Carraig, your cats are absolutely stunning. Congratulations!


----------



## BeauShel (May 20, 2007)

Stunning cat and congrats on the achievements.


----------



## linncurrie (Jan 25, 2008)

Huge congrats!!!!!!!!!!!!!!!!!!!!!!!!!!!!! Beautiful boy; love his type and coat!!! Now I hope you will keep his lines safe? You know who I am talking about?


----------



## Miss Happy (Dec 22, 2007)

Congratulations - boy are you talented in so many ways.


----------



## T&T (Feb 28, 2008)

BRAVO !!!
Danny is absolutely gorgeous !
But ... I don't think Mr & Miss T would agree ... they'd probably love to get their "paw" on Danny ... they were not raised around cats ... LOL


----------



## Carraig (Jan 4, 2008)

Oh yes, his lines are safe Linn. You can move to another continent, but you can't hide or make everyone forget, as some breeders have hoped to do.

It is disappointing to place my best male cats like this, but I am a small breeder. When you work with certain lines for a number of years, then you have to move on. The choice comes down to keeping a male from what you have developed, or keeping females and bringing in a new male.
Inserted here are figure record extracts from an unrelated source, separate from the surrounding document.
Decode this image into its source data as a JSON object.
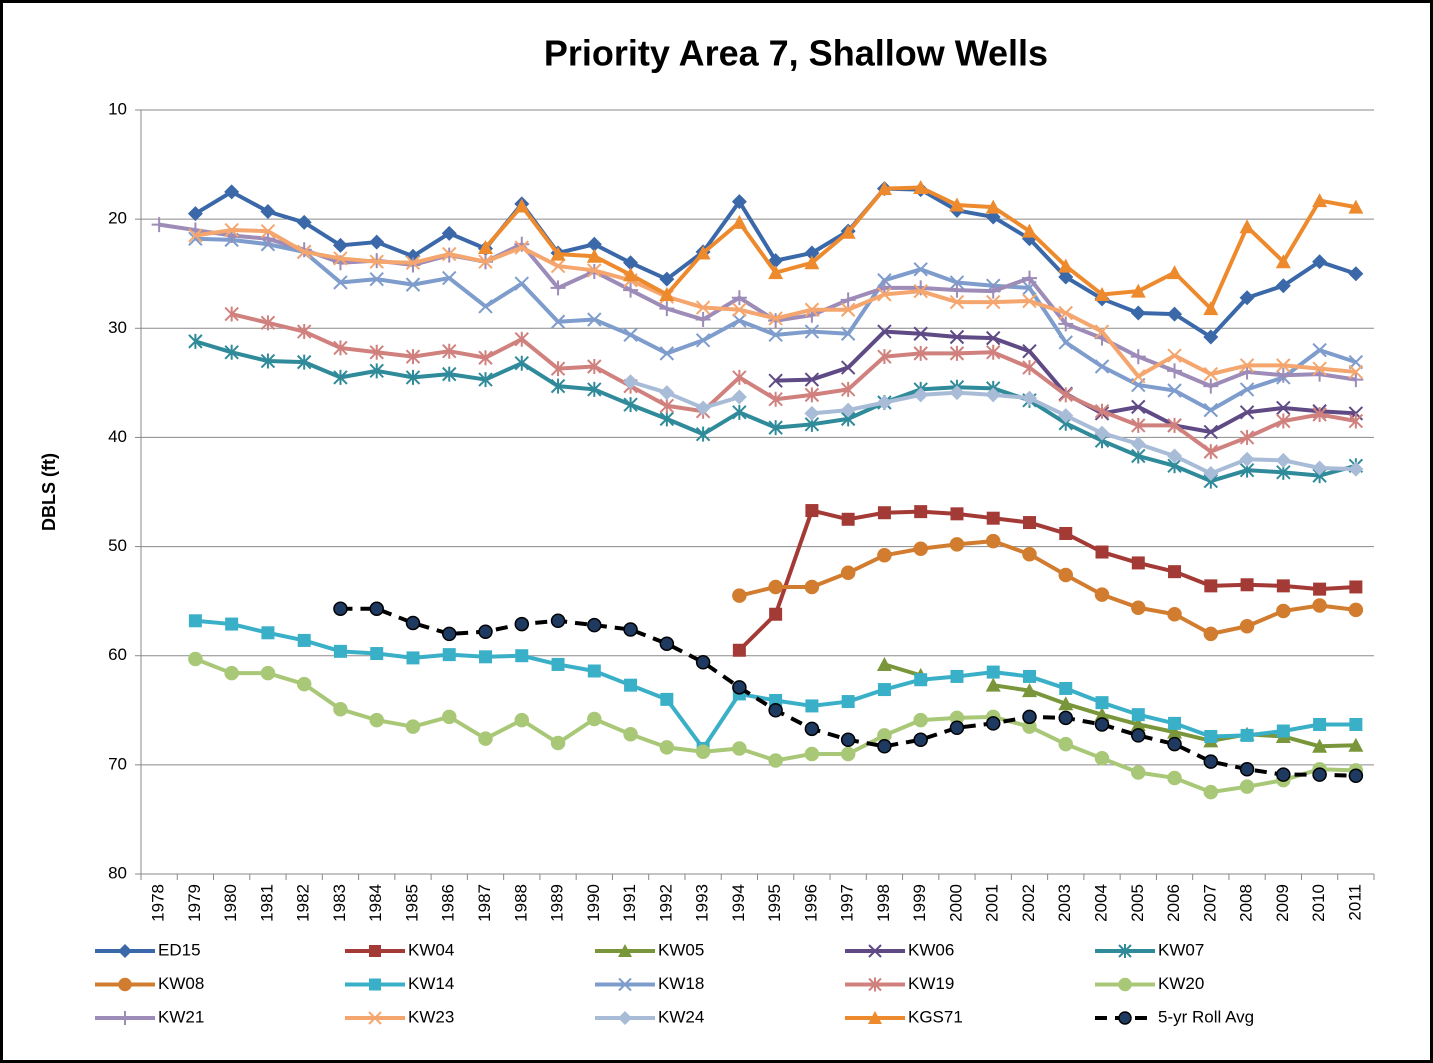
{
  "chart_data": {
    "type": "line",
    "title": "Priority Area 7, Shallow Wells",
    "y_label": "DBLS (ft)",
    "ylim": [
      10,
      80
    ],
    "y_inverted": true,
    "yticks": [
      10,
      20,
      30,
      40,
      50,
      60,
      70,
      80
    ],
    "grid": true,
    "legend": "bottom",
    "categories": [
      "1978",
      "1979",
      "1980",
      "1981",
      "1982",
      "1983",
      "1984",
      "1985",
      "1986",
      "1987",
      "1988",
      "1989",
      "1990",
      "1991",
      "1992",
      "1993",
      "1994",
      "1995",
      "1996",
      "1997",
      "1998",
      "1999",
      "2000",
      "2001",
      "2002",
      "2003",
      "2004",
      "2005",
      "2006",
      "2007",
      "2008",
      "2009",
      "2010",
      "2011"
    ],
    "series": [
      {
        "name": "ED15",
        "color": "#3a68a8",
        "marker": "diamond",
        "values": [
          null,
          19.5,
          17.5,
          19.3,
          20.3,
          22.4,
          22.1,
          23.4,
          21.3,
          22.7,
          18.6,
          23.1,
          22.3,
          24.0,
          25.5,
          23.0,
          18.4,
          23.8,
          23.1,
          21.1,
          17.2,
          17.3,
          19.2,
          19.8,
          21.8,
          25.3,
          27.3,
          28.6,
          28.7,
          30.8,
          27.2,
          26.1,
          23.9,
          25.0
        ]
      },
      {
        "name": "KW04",
        "color": "#a33a36",
        "marker": "square",
        "values": [
          null,
          null,
          null,
          null,
          null,
          null,
          null,
          null,
          null,
          null,
          null,
          null,
          null,
          null,
          null,
          null,
          59.5,
          56.2,
          46.7,
          47.5,
          46.9,
          46.8,
          47.0,
          47.4,
          47.8,
          48.8,
          50.5,
          51.5,
          52.3,
          53.6,
          53.5,
          53.6,
          53.9,
          53.7
        ]
      },
      {
        "name": "KW05",
        "color": "#7a963a",
        "marker": "triangle",
        "values": [
          null,
          null,
          null,
          null,
          null,
          null,
          null,
          null,
          null,
          null,
          null,
          null,
          null,
          null,
          null,
          null,
          null,
          null,
          null,
          null,
          60.8,
          61.8,
          null,
          62.7,
          63.2,
          64.4,
          65.4,
          66.3,
          67.0,
          67.8,
          67.2,
          67.4,
          68.3,
          68.2
        ]
      },
      {
        "name": "KW06",
        "color": "#5f4a85",
        "marker": "x",
        "values": [
          null,
          null,
          null,
          null,
          null,
          null,
          null,
          null,
          null,
          null,
          null,
          null,
          null,
          null,
          null,
          null,
          null,
          34.8,
          34.7,
          33.6,
          30.3,
          30.5,
          30.8,
          30.9,
          32.1,
          36.0,
          37.8,
          37.2,
          38.9,
          39.5,
          37.7,
          37.3,
          37.6,
          37.8
        ]
      },
      {
        "name": "KW07",
        "color": "#2f8a9a",
        "marker": "star",
        "values": [
          null,
          31.2,
          32.2,
          33.0,
          33.1,
          34.5,
          33.9,
          34.5,
          34.2,
          34.7,
          33.2,
          35.3,
          35.6,
          37.0,
          38.3,
          39.7,
          37.7,
          39.1,
          38.8,
          38.3,
          36.8,
          35.6,
          35.4,
          35.5,
          36.6,
          38.7,
          40.3,
          41.7,
          42.6,
          44.0,
          43.0,
          43.2,
          43.5,
          42.6
        ]
      },
      {
        "name": "KW08",
        "color": "#d17c2e",
        "marker": "circle",
        "values": [
          null,
          null,
          null,
          null,
          null,
          null,
          null,
          null,
          null,
          null,
          null,
          null,
          null,
          null,
          null,
          null,
          54.5,
          53.7,
          53.7,
          52.4,
          50.8,
          50.2,
          49.8,
          49.5,
          50.7,
          52.6,
          54.4,
          55.6,
          56.2,
          58.0,
          57.3,
          55.9,
          55.4,
          55.8
        ]
      },
      {
        "name": "KW14",
        "color": "#3ab0c8",
        "marker": "square",
        "values": [
          null,
          56.8,
          57.1,
          57.9,
          58.6,
          59.6,
          59.8,
          60.2,
          59.9,
          60.1,
          60.0,
          60.8,
          61.4,
          62.7,
          64.0,
          68.5,
          63.5,
          64.1,
          64.6,
          64.2,
          63.1,
          62.2,
          61.9,
          61.5,
          61.9,
          63.0,
          64.3,
          65.4,
          66.2,
          67.4,
          67.3,
          66.9,
          66.3,
          66.3
        ]
      },
      {
        "name": "KW18",
        "color": "#7e9ccc",
        "marker": "x",
        "values": [
          null,
          21.8,
          21.9,
          22.3,
          23.0,
          25.8,
          25.5,
          26.0,
          25.4,
          28.0,
          25.9,
          29.4,
          29.2,
          30.6,
          32.3,
          31.1,
          29.3,
          30.6,
          30.3,
          30.5,
          25.6,
          24.6,
          25.8,
          26.1,
          26.3,
          31.3,
          33.5,
          35.2,
          35.7,
          37.5,
          35.6,
          34.5,
          32.0,
          33.1
        ]
      },
      {
        "name": "KW19",
        "color": "#d0817e",
        "marker": "star",
        "values": [
          null,
          null,
          28.7,
          29.5,
          30.3,
          31.8,
          32.2,
          32.6,
          32.1,
          32.7,
          31.0,
          33.7,
          33.5,
          35.3,
          37.1,
          37.6,
          34.5,
          36.5,
          36.1,
          35.6,
          32.6,
          32.3,
          32.3,
          32.2,
          33.6,
          36.1,
          37.6,
          38.9,
          38.9,
          41.3,
          40.0,
          38.5,
          37.9,
          38.5
        ]
      },
      {
        "name": "KW20",
        "color": "#a8c878",
        "marker": "circle",
        "values": [
          null,
          60.3,
          61.6,
          61.6,
          62.6,
          64.9,
          65.9,
          66.5,
          65.6,
          67.6,
          65.9,
          68.0,
          65.8,
          67.2,
          68.4,
          68.8,
          68.5,
          69.6,
          69.0,
          69.0,
          67.3,
          65.9,
          65.7,
          65.6,
          66.5,
          68.1,
          69.4,
          70.7,
          71.2,
          72.5,
          72.0,
          71.4,
          70.4,
          70.5
        ]
      },
      {
        "name": "KW21",
        "color": "#9d8bb8",
        "marker": "plus",
        "values": [
          20.5,
          21.0,
          21.5,
          21.8,
          22.8,
          24.0,
          23.8,
          24.2,
          23.3,
          23.9,
          22.3,
          26.3,
          24.8,
          26.5,
          28.2,
          29.2,
          27.2,
          29.3,
          28.8,
          27.4,
          26.3,
          26.3,
          26.5,
          26.6,
          25.4,
          29.6,
          30.9,
          32.6,
          33.9,
          35.3,
          34.0,
          34.3,
          34.2,
          34.7
        ]
      },
      {
        "name": "KW23",
        "color": "#f4a66e",
        "marker": "x",
        "values": [
          null,
          21.5,
          21.0,
          21.1,
          23.0,
          23.6,
          23.9,
          24.0,
          23.2,
          23.9,
          22.6,
          24.3,
          24.7,
          25.6,
          27.1,
          28.1,
          28.3,
          29.1,
          28.3,
          28.3,
          26.9,
          26.6,
          27.6,
          27.6,
          27.5,
          28.6,
          30.3,
          34.4,
          32.5,
          34.2,
          33.4,
          33.4,
          33.7,
          34.0
        ]
      },
      {
        "name": "KW24",
        "color": "#a8bcd8",
        "marker": "diamond",
        "values": [
          null,
          null,
          null,
          null,
          null,
          null,
          null,
          null,
          null,
          null,
          null,
          null,
          null,
          34.9,
          35.9,
          37.3,
          36.3,
          null,
          37.8,
          37.5,
          36.8,
          36.1,
          35.9,
          36.1,
          36.4,
          38.0,
          39.6,
          40.6,
          41.7,
          43.3,
          42.0,
          42.1,
          42.8,
          42.9
        ]
      },
      {
        "name": "KGS71",
        "color": "#ee8a2e",
        "marker": "triangle",
        "values": [
          null,
          null,
          null,
          null,
          null,
          null,
          null,
          null,
          null,
          22.6,
          18.8,
          23.2,
          23.4,
          25.1,
          26.9,
          23.1,
          20.3,
          24.9,
          24.0,
          21.2,
          17.2,
          17.1,
          18.7,
          18.9,
          21.1,
          24.3,
          26.9,
          26.6,
          24.9,
          28.2,
          20.7,
          23.9,
          18.3,
          18.9
        ]
      },
      {
        "name": "5-yr Roll Avg",
        "color": "#000000",
        "marker_fill": "#1f3a60",
        "marker": "circle",
        "dashed": true,
        "values": [
          null,
          null,
          null,
          null,
          null,
          55.7,
          55.7,
          57.0,
          58.0,
          57.8,
          57.1,
          56.8,
          57.2,
          57.6,
          58.9,
          60.6,
          62.9,
          65.0,
          66.7,
          67.7,
          68.3,
          67.7,
          66.6,
          66.2,
          65.6,
          65.7,
          66.3,
          67.3,
          68.1,
          69.7,
          70.4,
          70.9,
          70.9,
          71.0
        ]
      }
    ]
  }
}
I chose to keep females in order to continue producing more of what I have built up over 13 years, which is to return size and type to the cat along with their signature markings. The problem with keeping a male is that if he does not throw that type, you are out of luck, having placed all your good females.
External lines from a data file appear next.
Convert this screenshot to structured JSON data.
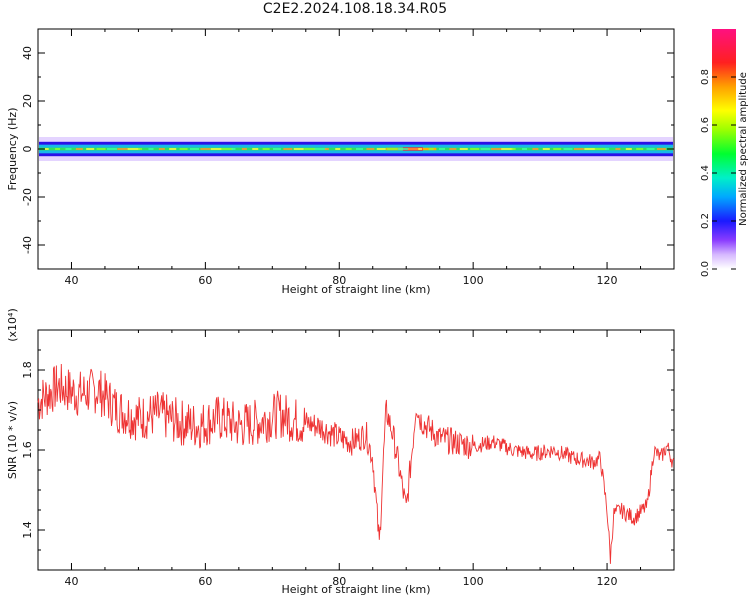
{
  "title": "C2E2.2024.108.18.34.R05",
  "colors": {
    "snr_line": "#ee3333",
    "axis": "#000000"
  },
  "chart_data": [
    {
      "type": "heatmap",
      "xlabel": "Height of straight line (km)",
      "ylabel": "Frequency (Hz)",
      "xlim": [
        35,
        130
      ],
      "ylim": [
        -50,
        50
      ],
      "x_ticks": [
        40,
        60,
        80,
        100,
        120
      ],
      "y_ticks": [
        -40,
        -20,
        0,
        20,
        40
      ],
      "colorbar": {
        "label": "Normalized spectral amplitude",
        "range": [
          0,
          1
        ],
        "ticks": [
          0.0,
          0.2,
          0.4,
          0.6,
          0.8
        ],
        "tick_labels": [
          "0.0",
          "0.2",
          "0.4",
          "0.6",
          "0.8"
        ],
        "colormap": "rainbow"
      },
      "band": {
        "center_hz": 0,
        "half_width_hz": 3,
        "outer_halo_hz": 5,
        "peak_height_km": 91
      }
    },
    {
      "type": "line",
      "xlabel": "Height of straight line (km)",
      "ylabel": "SNR (10 * v/v)",
      "y_scale_label": "(x10⁴)",
      "xlim": [
        35,
        130
      ],
      "ylim": [
        1.3,
        1.9
      ],
      "x_ticks": [
        40,
        60,
        80,
        100,
        120
      ],
      "y_ticks": [
        1.4,
        1.6,
        1.8
      ],
      "y_tick_labels": [
        "1.4",
        "1.6",
        "1.8"
      ],
      "series": [
        {
          "x": [
            35,
            38,
            41,
            44,
            47,
            50,
            53,
            56,
            59,
            62,
            65,
            68,
            71,
            74,
            77,
            80,
            82,
            84,
            85,
            86,
            86.5,
            87,
            88,
            89,
            90,
            91,
            91.5,
            92,
            93,
            95,
            97,
            100,
            103,
            106,
            109,
            112,
            115,
            118,
            119,
            120,
            120.5,
            121,
            122,
            124,
            126,
            127,
            128,
            129,
            130
          ],
          "values": [
            1.72,
            1.76,
            1.74,
            1.75,
            1.7,
            1.68,
            1.69,
            1.67,
            1.66,
            1.68,
            1.66,
            1.67,
            1.69,
            1.67,
            1.66,
            1.63,
            1.62,
            1.64,
            1.58,
            1.36,
            1.55,
            1.7,
            1.64,
            1.55,
            1.45,
            1.62,
            1.72,
            1.68,
            1.66,
            1.63,
            1.62,
            1.61,
            1.62,
            1.6,
            1.59,
            1.6,
            1.58,
            1.57,
            1.58,
            1.45,
            1.33,
            1.44,
            1.45,
            1.43,
            1.46,
            1.6,
            1.58,
            1.61,
            1.56
          ]
        }
      ]
    }
  ]
}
So I share the lines on a selective basis. I now have a cat in Japan, one in Korea, two in Germany after next week, and two in the U.S. After this I think that I will keep my next really spectacular male and neuter him for showing. This is what I did nearly eight years ago. GP Carraig's Xavier Coolcat has ranked in the top 50 of his breed, for seven years running. But he is my baby, sleeps with me every night, and was the inspiration and model for the main character of Purrlock Holmes in my children's novel.
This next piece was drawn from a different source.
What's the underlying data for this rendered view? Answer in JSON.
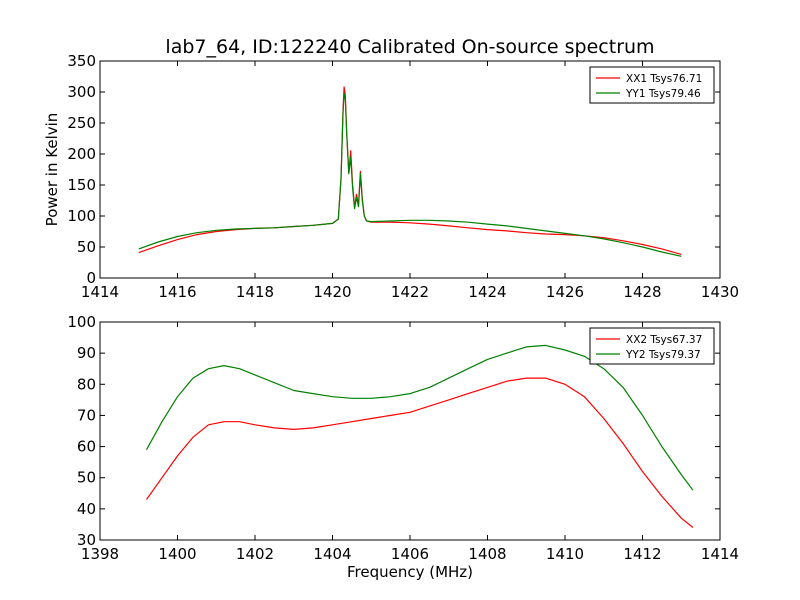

This is Coolcat in his best year, photographed by the very talented Chanan, Richard Katris









And at home, tipping his deerstalker hat for the camera. (Actually removing it, but we don't tell the press that.) He had his photo in the Washington Post, taken by a stringer at our cat show where he was promoting the book.


----------



## Lego&Jacub (Jul 18, 2006)

Wow they are both beautiful!!!! Love the little hat! And congrats on the wins!!!


----------



## Old Gold Mum2001 (Feb 25, 2007)

Congrats Betty  That's totally awesome!!!! What a GORGEOUS kitty


----------



## Jersey's Mom (Nov 25, 2007)

Wow, your cats are beautiful Betty. 

Julie and Jersey


----------



## linncurrie (Jan 25, 2008)

Carraig said:


> You can move to another continent, but you can't hide or make everyone forget, as some breeders have hoped to do.


I will never forget what she did 

Very interesting to learn how you go about with your breeding programme - thanks for sharing.


----------



## maggie1951 (Apr 20, 2007)

Your cats are beautiful i do love cats i look after peoples cats in ther own home when they go on holiday some cats love me some don't !!!! but i still spoil them with Tuna i always think if they know they are going to get a nice treat i won't have a job getting them in.
But with Charlie there is noway i could have a cat maybe a Lion !!!! that would stand up to her.
But we have olny had her 6 months this month so its early days.

Maggie


----------



## arcane (Sep 18, 2007)

Gorgeous Cats!!!!!!!! congrats on your accomplishements


----------



## Luvinmygoldens (Jul 16, 2007)

What a beauty!! I'd love to nuzzle him, his fur looks so soft!


----------